# Peugeot Boxer Tyre Pressures



## Curtisden

From new the Autocruise Starspirit (Swift Sundance 480) MH has had a harsh ride so today I checked the Axle weights or tried. 
Both Ramps I tried had ramps up on and down off, so I was not too sure how accurate they were. But it came out as a overall 3180Kg with a full load and full tank of fresh water. 1360Kg front and 1820Kg rear. Seems low?
On contacting Continental tyres re the 215/70 R15 CP that are fitted i was rather surprised that they advised 3 Bar front and 4.75 Bar rear. A long way away from 5 bar front and 5.5 Bar rear.
3 Bar front seems very low compared to the 5 on the van sticker. So I set them to 3.5 Bar for now.
Any input welcome?
Peter


----------



## EJB

My AT Tracker, with similar weights, is recommended by Michelin at 50PSI front and 55PSI rear.....been OK for 5 years!
I believe that some tyre manufacturers are now saying 80PSI for the rear tyres which is the normal FIAT etc recommendation for white van man.
I'll stick to a comfortable ride :wink:


----------



## 747

Who blew them up to 5 and 5.5 Bar in the first place?

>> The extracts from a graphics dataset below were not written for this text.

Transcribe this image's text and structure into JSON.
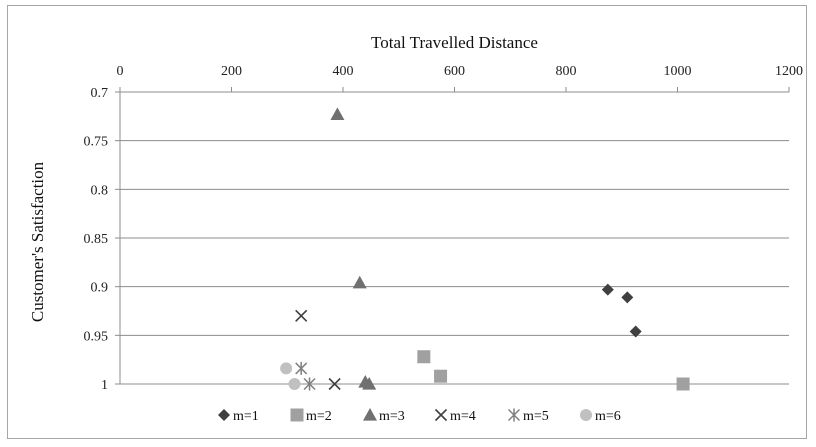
{
  "chart_data": {
    "type": "scatter",
    "xlabel": "Total Travelled Distance",
    "ylabel": "Customer's Satisfaction",
    "xlim": [
      0,
      1200
    ],
    "ylim": [
      0.7,
      1.0
    ],
    "y_reversed": true,
    "x_axis_position": "top",
    "x_ticks": [
      "0",
      "200",
      "400",
      "600",
      "800",
      "1000",
      "1200"
    ],
    "y_ticks": [
      "0.7",
      "0.75",
      "0.8",
      "0.85",
      "0.9",
      "0.95",
      "1"
    ],
    "grid": "horizontal",
    "legend_position": "bottom",
    "series": [
      {
        "name": "m=1",
        "marker": "diamond",
        "color": "#404040",
        "points": [
          [
            875,
            0.903
          ],
          [
            910,
            0.911
          ],
          [
            925,
            0.946
          ]
        ]
      },
      {
        "name": "m=2",
        "marker": "square",
        "color": "#a0a0a0",
        "points": [
          [
            545,
            0.972
          ],
          [
            575,
            0.992
          ],
          [
            1010,
            1.0
          ]
        ]
      },
      {
        "name": "m=3",
        "marker": "triangle",
        "color": "#707070",
        "points": [
          [
            390,
            0.723
          ],
          [
            430,
            0.896
          ],
          [
            440,
            0.998
          ],
          [
            447,
            1.0
          ]
        ]
      },
      {
        "name": "m=4",
        "marker": "x",
        "color": "#404040",
        "points": [
          [
            325,
            0.93
          ],
          [
            385,
            1.0
          ]
        ]
      },
      {
        "name": "m=5",
        "marker": "asterisk",
        "color": "#808080",
        "points": [
          [
            325,
            0.984
          ],
          [
            340,
            1.0
          ]
        ]
      },
      {
        "name": "m=6",
        "marker": "circle",
        "color": "#c0c0c0",
        "points": [
          [
            298,
            0.984
          ],
          [
            313,
            1.0
          ]
        ]
      }
    ]
  }
}
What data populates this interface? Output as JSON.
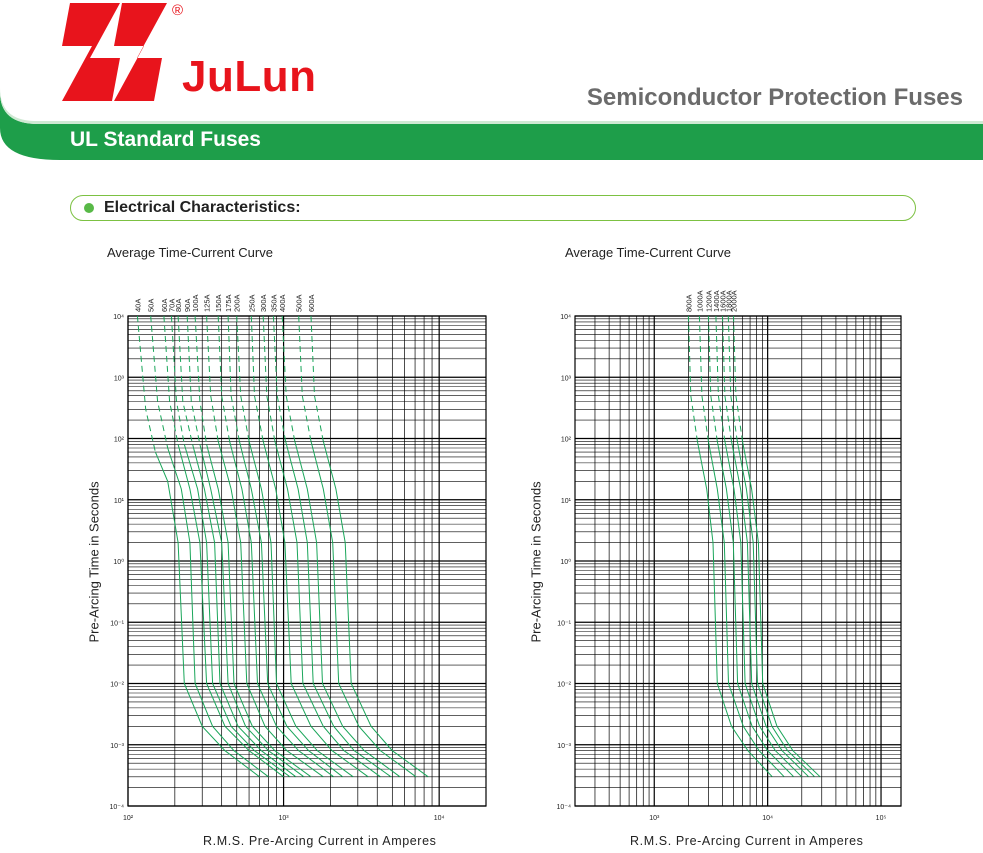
{
  "header": {
    "brand": "JuLun",
    "registered": "®",
    "title": "Semiconductor Protection Fuses",
    "section": "UL Standard Fuses",
    "colors": {
      "brand_red": "#e8141c",
      "band_green": "#1e9e4a",
      "pill_green": "#7cc142"
    }
  },
  "characteristics": {
    "label": "Electrical Characteristics:"
  },
  "chart_data": [
    {
      "type": "line",
      "title": "Average Time-Current Curve",
      "xlabel": "R.M.S. Pre-Arcing Current in Amperes",
      "ylabel": "Pre-Arcing Time in Seconds",
      "xscale": "log",
      "yscale": "log",
      "xlim": [
        100,
        20000
      ],
      "ylim": [
        0.0001,
        10000
      ],
      "xticks": [
        "10²",
        "10³",
        "10⁴"
      ],
      "yticks": [
        "10⁴",
        "10³",
        "10²",
        "10¹",
        "10⁰",
        "10⁻¹",
        "10⁻²",
        "10⁻³",
        "10⁻⁴"
      ],
      "grid": true,
      "curve_color": "#1aa65a",
      "series": [
        {
          "name": "40A",
          "x": [
            115,
            130,
            150,
            180,
            210,
            230,
            300,
            420,
            700
          ],
          "y": [
            10000,
            300,
            60,
            20,
            2,
            0.01,
            0.002,
            0.0008,
            0.0003
          ]
        },
        {
          "name": "50A",
          "x": [
            140,
            155,
            180,
            220,
            250,
            270,
            350,
            480,
            800
          ],
          "y": [
            10000,
            400,
            70,
            15,
            2,
            0.01,
            0.002,
            0.0008,
            0.0003
          ]
        },
        {
          "name": "60A",
          "x": [
            170,
            185,
            210,
            250,
            290,
            320,
            420,
            600,
            1000
          ],
          "y": [
            10000,
            400,
            80,
            15,
            2,
            0.01,
            0.002,
            0.0008,
            0.0003
          ]
        },
        {
          "name": "70A",
          "x": [
            190,
            205,
            230,
            280,
            320,
            350,
            460,
            650,
            1100
          ],
          "y": [
            10000,
            400,
            80,
            15,
            2,
            0.01,
            0.002,
            0.0008,
            0.0003
          ]
        },
        {
          "name": "80A",
          "x": [
            210,
            225,
            260,
            310,
            360,
            390,
            510,
            720,
            1200
          ],
          "y": [
            10000,
            400,
            80,
            15,
            2,
            0.01,
            0.002,
            0.0008,
            0.0003
          ]
        },
        {
          "name": "90A",
          "x": [
            240,
            255,
            290,
            340,
            400,
            440,
            570,
            800,
            1350
          ],
          "y": [
            10000,
            400,
            80,
            15,
            2,
            0.01,
            0.002,
            0.0008,
            0.0003
          ]
        },
        {
          "name": "100A",
          "x": [
            270,
            290,
            320,
            380,
            440,
            480,
            630,
            880,
            1500
          ],
          "y": [
            10000,
            400,
            80,
            15,
            2,
            0.01,
            0.002,
            0.0008,
            0.0003
          ]
        },
        {
          "name": "125A",
          "x": [
            320,
            340,
            380,
            460,
            530,
            580,
            760,
            1050,
            1800
          ],
          "y": [
            10000,
            500,
            90,
            15,
            2,
            0.01,
            0.002,
            0.0008,
            0.0003
          ]
        },
        {
          "name": "150A",
          "x": [
            380,
            400,
            450,
            540,
            620,
            680,
            900,
            1250,
            2100
          ],
          "y": [
            10000,
            500,
            90,
            15,
            2,
            0.01,
            0.002,
            0.0008,
            0.0003
          ]
        },
        {
          "name": "175A",
          "x": [
            440,
            460,
            520,
            620,
            720,
            790,
            1050,
            1450,
            2400
          ],
          "y": [
            10000,
            500,
            90,
            15,
            2,
            0.01,
            0.002,
            0.0008,
            0.0003
          ]
        },
        {
          "name": "200A",
          "x": [
            500,
            530,
            600,
            720,
            830,
            900,
            1200,
            1650,
            2800
          ],
          "y": [
            10000,
            500,
            90,
            15,
            2,
            0.01,
            0.002,
            0.0008,
            0.0003
          ]
        },
        {
          "name": "250A",
          "x": [
            620,
            650,
            740,
            890,
            1020,
            1120,
            1500,
            2050,
            3500
          ],
          "y": [
            10000,
            500,
            90,
            15,
            2,
            0.01,
            0.002,
            0.0008,
            0.0003
          ]
        },
        {
          "name": "300A",
          "x": [
            740,
            780,
            880,
            1060,
            1220,
            1330,
            1800,
            2450,
            4200
          ],
          "y": [
            10000,
            500,
            90,
            15,
            2,
            0.01,
            0.002,
            0.0008,
            0.0003
          ]
        },
        {
          "name": "350A",
          "x": [
            860,
            910,
            1030,
            1240,
            1420,
            1550,
            2100,
            2850,
            4900
          ],
          "y": [
            10000,
            500,
            90,
            15,
            2,
            0.01,
            0.002,
            0.0008,
            0.0003
          ]
        },
        {
          "name": "400A",
          "x": [
            980,
            1040,
            1180,
            1420,
            1630,
            1780,
            2400,
            3300,
            5600
          ],
          "y": [
            10000,
            500,
            90,
            15,
            2,
            0.01,
            0.002,
            0.0008,
            0.0003
          ]
        },
        {
          "name": "500A",
          "x": [
            1250,
            1320,
            1500,
            1800,
            2070,
            2260,
            3050,
            4200,
            7100
          ],
          "y": [
            10000,
            500,
            90,
            15,
            2,
            0.01,
            0.002,
            0.0008,
            0.0003
          ]
        },
        {
          "name": "600A",
          "x": [
            1500,
            1580,
            1800,
            2170,
            2490,
            2720,
            3650,
            5000,
            8500
          ],
          "y": [
            10000,
            500,
            90,
            15,
            2,
            0.01,
            0.002,
            0.0008,
            0.0003
          ]
        }
      ]
    },
    {
      "type": "line",
      "title": "Average Time-Current Curve",
      "xlabel": "R.M.S. Pre-Arcing Current in Amperes",
      "ylabel": "Pre-Arcing Time in Seconds",
      "xscale": "log",
      "yscale": "log",
      "xlim": [
        200,
        150000
      ],
      "ylim": [
        0.0001,
        10000
      ],
      "xticks": [
        "10³",
        "10⁴",
        "10⁵"
      ],
      "yticks": [
        "10⁴",
        "10³",
        "10²",
        "10¹",
        "10⁰",
        "10⁻¹",
        "10⁻²",
        "10⁻³",
        "10⁻⁴"
      ],
      "grid": true,
      "curve_color": "#1aa65a",
      "series": [
        {
          "name": "800A",
          "x": [
            2000,
            2100,
            2400,
            2900,
            3300,
            3600,
            4800,
            6700,
            11000
          ],
          "y": [
            10000,
            500,
            90,
            15,
            2,
            0.01,
            0.002,
            0.0008,
            0.0003
          ]
        },
        {
          "name": "1000A",
          "x": [
            2500,
            2630,
            3000,
            3600,
            4150,
            4520,
            6100,
            8400,
            14000
          ],
          "y": [
            10000,
            500,
            90,
            15,
            2,
            0.01,
            0.002,
            0.0008,
            0.0003
          ]
        },
        {
          "name": "1200A",
          "x": [
            3000,
            3150,
            3600,
            4330,
            4980,
            5430,
            7300,
            10000,
            17000
          ],
          "y": [
            10000,
            500,
            90,
            15,
            2,
            0.01,
            0.002,
            0.0008,
            0.0003
          ]
        },
        {
          "name": "1400A",
          "x": [
            3500,
            3680,
            4200,
            5050,
            5800,
            6330,
            8500,
            11700,
            20000
          ],
          "y": [
            10000,
            500,
            90,
            15,
            2,
            0.01,
            0.002,
            0.0008,
            0.0003
          ]
        },
        {
          "name": "1600A",
          "x": [
            4000,
            4200,
            4800,
            5770,
            6630,
            7230,
            9700,
            13400,
            23000
          ],
          "y": [
            10000,
            500,
            90,
            15,
            2,
            0.01,
            0.002,
            0.0008,
            0.0003
          ]
        },
        {
          "name": "1800A",
          "x": [
            4500,
            4730,
            5400,
            6500,
            7460,
            8140,
            10900,
            15000,
            26000
          ],
          "y": [
            10000,
            500,
            90,
            15,
            2,
            0.01,
            0.002,
            0.0008,
            0.0003
          ]
        },
        {
          "name": "2000A",
          "x": [
            5000,
            5250,
            6000,
            7220,
            8290,
            9040,
            12100,
            16700,
            29000
          ],
          "y": [
            10000,
            500,
            90,
            15,
            2,
            0.01,
            0.002,
            0.0008,
            0.0003
          ]
        }
      ]
    }
  ]
}
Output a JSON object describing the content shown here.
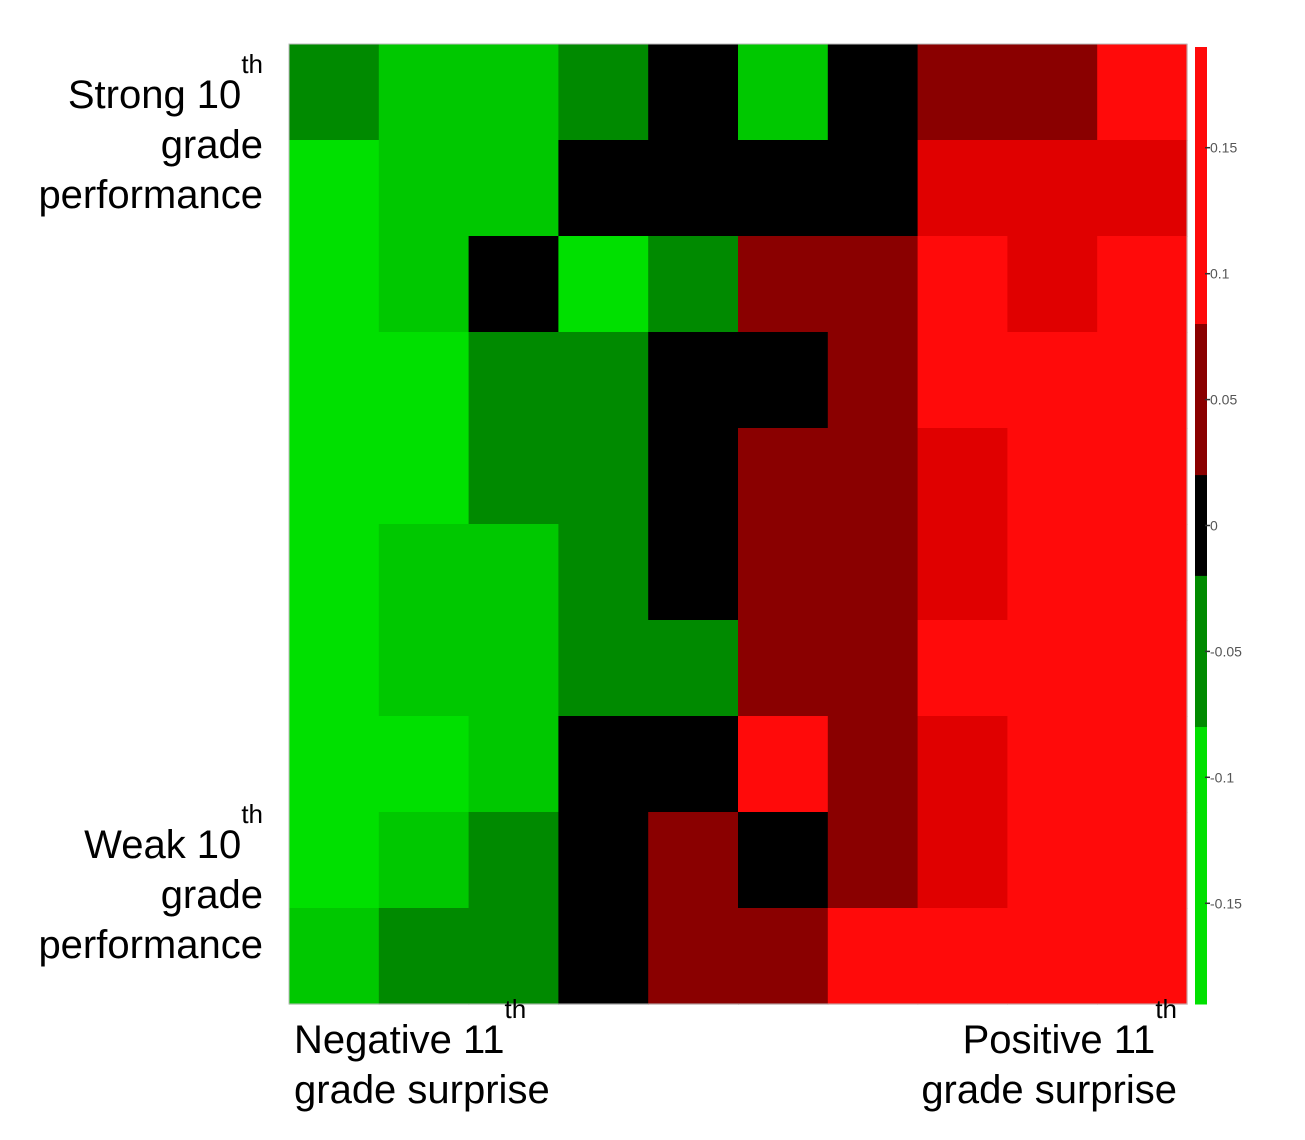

I had a MWB Peugeot of a similar weight to yours and it was a death trap when it left the dealers with 80 psi in all tyres. Michelin gave me approximately the same figures as you were given.


----------



## dovtrams

I had my weights checked the asked continental. They came back with 50 and 60 (f and R). No problems until you go near a garage or a dealer, who just blow the tyres up to what is on the door 80psi. I am thinking of painting the number of the wheel arches.

dave


----------



## BrianJP

Hi if you want to, give me an Email address and I will send you the Conti Tech manual that gives all the info you want .(Its to bigto upload here)


----------